Adidas chief executive Herbert Hainer plans to stay until the end of his contract in March 2017 even though the board is looking for a successor, saying he expects bumper sales in his last full year in office.
Mr Hainer has been in his job since 2001 as the longest-serving boss of a German blue-chip and early last year the Adidas board extended his contract to 2017.
But he has come under fire after the sportswear group lost market share to Nike and suffered from falling golf sales and its exposure to Russia. In February, the board said it had launched a search for a successor.
Since then the pressure on Mr Hainer has abated as Adidas’s sales have rebounded in the important US market.
At a news briefing, Mr Hainer said much had changed and he was upbeat for 2016, noting that the share price had risen 60 per cent in the last year, to make it one of the strongest performers in the German DAX index.
“I have never seen the order books as full in my 15 years here,” Mr Hainer said. “I am extremely optimistic as I know what we’ve sold for the first six months (of 2016).”
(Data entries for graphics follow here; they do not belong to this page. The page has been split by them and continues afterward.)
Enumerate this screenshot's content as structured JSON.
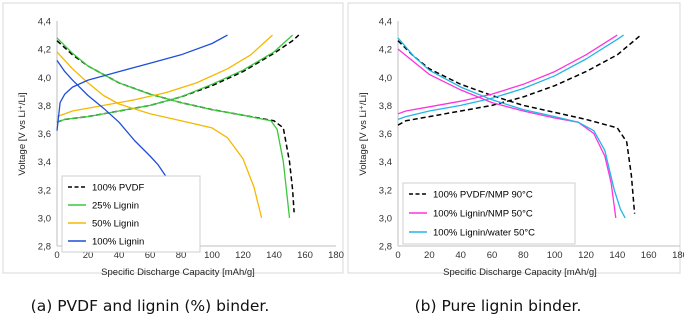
{
  "chart_data": [
    {
      "type": "line",
      "caption": "(a) PVDF and lignin (%) binder.",
      "xlabel": "Specific Discharge Capacity [mAh/g]",
      "ylabel": "Voltage [V vs Li⁺/Li]",
      "xlim": [
        0,
        180
      ],
      "ylim": [
        2.8,
        4.4
      ],
      "xticks": [
        "0",
        "20",
        "40",
        "60",
        "80",
        "100",
        "120",
        "140",
        "160",
        "180"
      ],
      "yticks": [
        "2,8",
        "3,0",
        "3,2",
        "3,4",
        "3,6",
        "3,8",
        "4,0",
        "4,2",
        "4,4"
      ],
      "grid": false,
      "legend_position": "bottom-left",
      "series": [
        {
          "name": "100% PVDF",
          "color": "#000000",
          "dash": "dashed",
          "charge": [
            [
              0,
              3.68
            ],
            [
              5,
              3.7
            ],
            [
              20,
              3.72
            ],
            [
              40,
              3.76
            ],
            [
              60,
              3.8
            ],
            [
              80,
              3.86
            ],
            [
              100,
              3.94
            ],
            [
              120,
              4.04
            ],
            [
              140,
              4.17
            ],
            [
              152,
              4.26
            ],
            [
              156,
              4.3
            ]
          ],
          "discharge": [
            [
              0,
              4.26
            ],
            [
              10,
              4.16
            ],
            [
              20,
              4.08
            ],
            [
              40,
              3.96
            ],
            [
              60,
              3.88
            ],
            [
              80,
              3.82
            ],
            [
              100,
              3.77
            ],
            [
              120,
              3.73
            ],
            [
              140,
              3.69
            ],
            [
              146,
              3.64
            ],
            [
              150,
              3.4
            ],
            [
              152,
              3.2
            ],
            [
              153,
              3.04
            ]
          ]
        },
        {
          "name": "25% Lignin",
          "color": "#3cc83c",
          "dash": "solid",
          "charge": [
            [
              0,
              3.68
            ],
            [
              5,
              3.7
            ],
            [
              20,
              3.72
            ],
            [
              40,
              3.76
            ],
            [
              60,
              3.8
            ],
            [
              80,
              3.86
            ],
            [
              100,
              3.95
            ],
            [
              120,
              4.05
            ],
            [
              140,
              4.18
            ],
            [
              150,
              4.28
            ],
            [
              152,
              4.3
            ]
          ],
          "discharge": [
            [
              0,
              4.28
            ],
            [
              10,
              4.17
            ],
            [
              20,
              4.08
            ],
            [
              40,
              3.96
            ],
            [
              60,
              3.88
            ],
            [
              80,
              3.82
            ],
            [
              100,
              3.77
            ],
            [
              120,
              3.73
            ],
            [
              138,
              3.69
            ],
            [
              142,
              3.63
            ],
            [
              146,
              3.4
            ],
            [
              148,
              3.2
            ],
            [
              150,
              3.0
            ]
          ]
        },
        {
          "name": "50% Lignin",
          "color": "#f5b800",
          "dash": "solid",
          "charge": [
            [
              0,
              3.72
            ],
            [
              10,
              3.76
            ],
            [
              30,
              3.8
            ],
            [
              50,
              3.84
            ],
            [
              70,
              3.89
            ],
            [
              90,
              3.96
            ],
            [
              110,
              4.06
            ],
            [
              125,
              4.16
            ],
            [
              139,
              4.3
            ]
          ],
          "discharge": [
            [
              0,
              4.18
            ],
            [
              10,
              4.06
            ],
            [
              20,
              3.96
            ],
            [
              30,
              3.87
            ],
            [
              40,
              3.81
            ],
            [
              60,
              3.74
            ],
            [
              80,
              3.69
            ],
            [
              100,
              3.64
            ],
            [
              110,
              3.57
            ],
            [
              120,
              3.42
            ],
            [
              127,
              3.22
            ],
            [
              132,
              3.0
            ]
          ]
        },
        {
          "name": "100% Lignin",
          "color": "#1f4fd8",
          "dash": "solid",
          "charge": [
            [
              0,
              3.62
            ],
            [
              2,
              3.82
            ],
            [
              5,
              3.88
            ],
            [
              10,
              3.93
            ],
            [
              20,
              3.98
            ],
            [
              40,
              4.04
            ],
            [
              60,
              4.1
            ],
            [
              80,
              4.16
            ],
            [
              100,
              4.24
            ],
            [
              110,
              4.3
            ]
          ],
          "discharge": [
            [
              0,
              4.12
            ],
            [
              5,
              4.04
            ],
            [
              10,
              3.98
            ],
            [
              20,
              3.87
            ],
            [
              30,
              3.78
            ],
            [
              40,
              3.68
            ],
            [
              50,
              3.55
            ],
            [
              60,
              3.44
            ],
            [
              65,
              3.38
            ],
            [
              70,
              3.3
            ],
            [
              75,
              3.2
            ],
            [
              80,
              3.08
            ],
            [
              83,
              3.0
            ]
          ]
        }
      ]
    },
    {
      "type": "line",
      "caption": "(b) Pure lignin binder.",
      "xlabel": "Specific Discharge Capacity [mAh/g]",
      "ylabel": "Voltage [V vs Li⁺/Li]",
      "xlim": [
        0,
        180
      ],
      "ylim": [
        2.8,
        4.4
      ],
      "xticks": [
        "0",
        "20",
        "40",
        "60",
        "80",
        "100",
        "120",
        "140",
        "160",
        "180"
      ],
      "yticks": [
        "2,8",
        "3,0",
        "3,2",
        "3,4",
        "3,6",
        "3,8",
        "4,0",
        "4,2",
        "4,4"
      ],
      "grid": false,
      "legend_position": "bottom-left",
      "series": [
        {
          "name": "100% PVDF/NMP 90°C",
          "color": "#000000",
          "dash": "dashed",
          "charge": [
            [
              0,
              3.66
            ],
            [
              5,
              3.69
            ],
            [
              20,
              3.72
            ],
            [
              40,
              3.76
            ],
            [
              60,
              3.8
            ],
            [
              80,
              3.86
            ],
            [
              100,
              3.94
            ],
            [
              120,
              4.04
            ],
            [
              140,
              4.16
            ],
            [
              155,
              4.3
            ]
          ],
          "discharge": [
            [
              0,
              4.26
            ],
            [
              10,
              4.15
            ],
            [
              20,
              4.06
            ],
            [
              40,
              3.95
            ],
            [
              60,
              3.87
            ],
            [
              80,
              3.8
            ],
            [
              100,
              3.75
            ],
            [
              120,
              3.7
            ],
            [
              140,
              3.64
            ],
            [
              146,
              3.54
            ],
            [
              149,
              3.3
            ],
            [
              151,
              3.03
            ]
          ]
        },
        {
          "name": "100% Lignin/NMP 50°C",
          "color": "#ff33dd",
          "dash": "solid",
          "charge": [
            [
              0,
              3.74
            ],
            [
              5,
              3.76
            ],
            [
              20,
              3.79
            ],
            [
              40,
              3.83
            ],
            [
              60,
              3.88
            ],
            [
              80,
              3.95
            ],
            [
              100,
              4.04
            ],
            [
              120,
              4.16
            ],
            [
              140,
              4.3
            ]
          ],
          "discharge": [
            [
              0,
              4.2
            ],
            [
              10,
              4.11
            ],
            [
              20,
              4.02
            ],
            [
              40,
              3.91
            ],
            [
              60,
              3.82
            ],
            [
              80,
              3.76
            ],
            [
              100,
              3.71
            ],
            [
              115,
              3.68
            ],
            [
              125,
              3.6
            ],
            [
              132,
              3.44
            ],
            [
              136,
              3.25
            ],
            [
              139,
              3.0
            ]
          ]
        },
        {
          "name": "100% Lignin/water 50°C",
          "color": "#22b5e6",
          "dash": "solid",
          "charge": [
            [
              0,
              3.7
            ],
            [
              5,
              3.72
            ],
            [
              20,
              3.76
            ],
            [
              40,
              3.8
            ],
            [
              60,
              3.85
            ],
            [
              80,
              3.92
            ],
            [
              100,
              4.01
            ],
            [
              120,
              4.13
            ],
            [
              140,
              4.27
            ],
            [
              144,
              4.3
            ]
          ],
          "discharge": [
            [
              0,
              4.28
            ],
            [
              10,
              4.15
            ],
            [
              20,
              4.05
            ],
            [
              40,
              3.93
            ],
            [
              60,
              3.84
            ],
            [
              80,
              3.77
            ],
            [
              100,
              3.72
            ],
            [
              115,
              3.68
            ],
            [
              125,
              3.62
            ],
            [
              132,
              3.48
            ],
            [
              138,
              3.2
            ],
            [
              142,
              3.06
            ],
            [
              145,
              3.0
            ]
          ]
        }
      ]
    }
  ]
}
Mr Hainer said he did not feel under pressure from high-profile new investors the world’s second biggest sportswear brand has attracted in the last year, saying he met with them regularly.
“Investors are all satisfied,” he said. “What all really like is the Adidas brand. It is such a strong brand and it has such a sheen. That is what really interests them.”
Reuters reported last week that Egyptian tycoon Nassef Sawiris has formed a partnership with US investor Mason Hawkins and his colleagues at Southeastern Asset Management to drive change at companies including Adidas.
The new entity plans to build stakes in up to 10 European companies it deems to be underperforming to spur boardroom revamps and influence strategy, one source said.
Although Adidas shares are up strongly this year, they still trade at a discount to Nike.
But Mr Hainer is not in any hurry to step down, saying the board is taking its time to consider external candidates as well as internal ones.
“Of course I will stay until the end of my contract,” he said, adding he had doubled sales and profit at Adidas in the last decade. “At some point an announcement will come and then we will see how quickly the person can come.”
Hainer repeated his rejection of calls from some investors for Adidas to sell the long-struggling Reebok fitness brand he bought in 2006, saying the business was now growing at double-digit rates everywhere except in North America.
He also denied a media report that Adidas was preparing to sell its ice hockey equipment business, saying there was no current sales process although there were always people interested in the business.
After slipping last year into third place in the US market behind Nike and fast-growing Under Armour, Adidas has hiked marketing spending in North America by 50 per cent in the first nine months of the year, Mr Hainer said.
Hainer said he expected the core Adidas brand to grow by 10 percent or more in North America in 2016, up from 8 percent in the first nine months of 2015, while sales of football kit should also rise at a double digit rate.
North America is Adidas’s second biggest market in terms of sales after Western Europe, based on third quarter sales.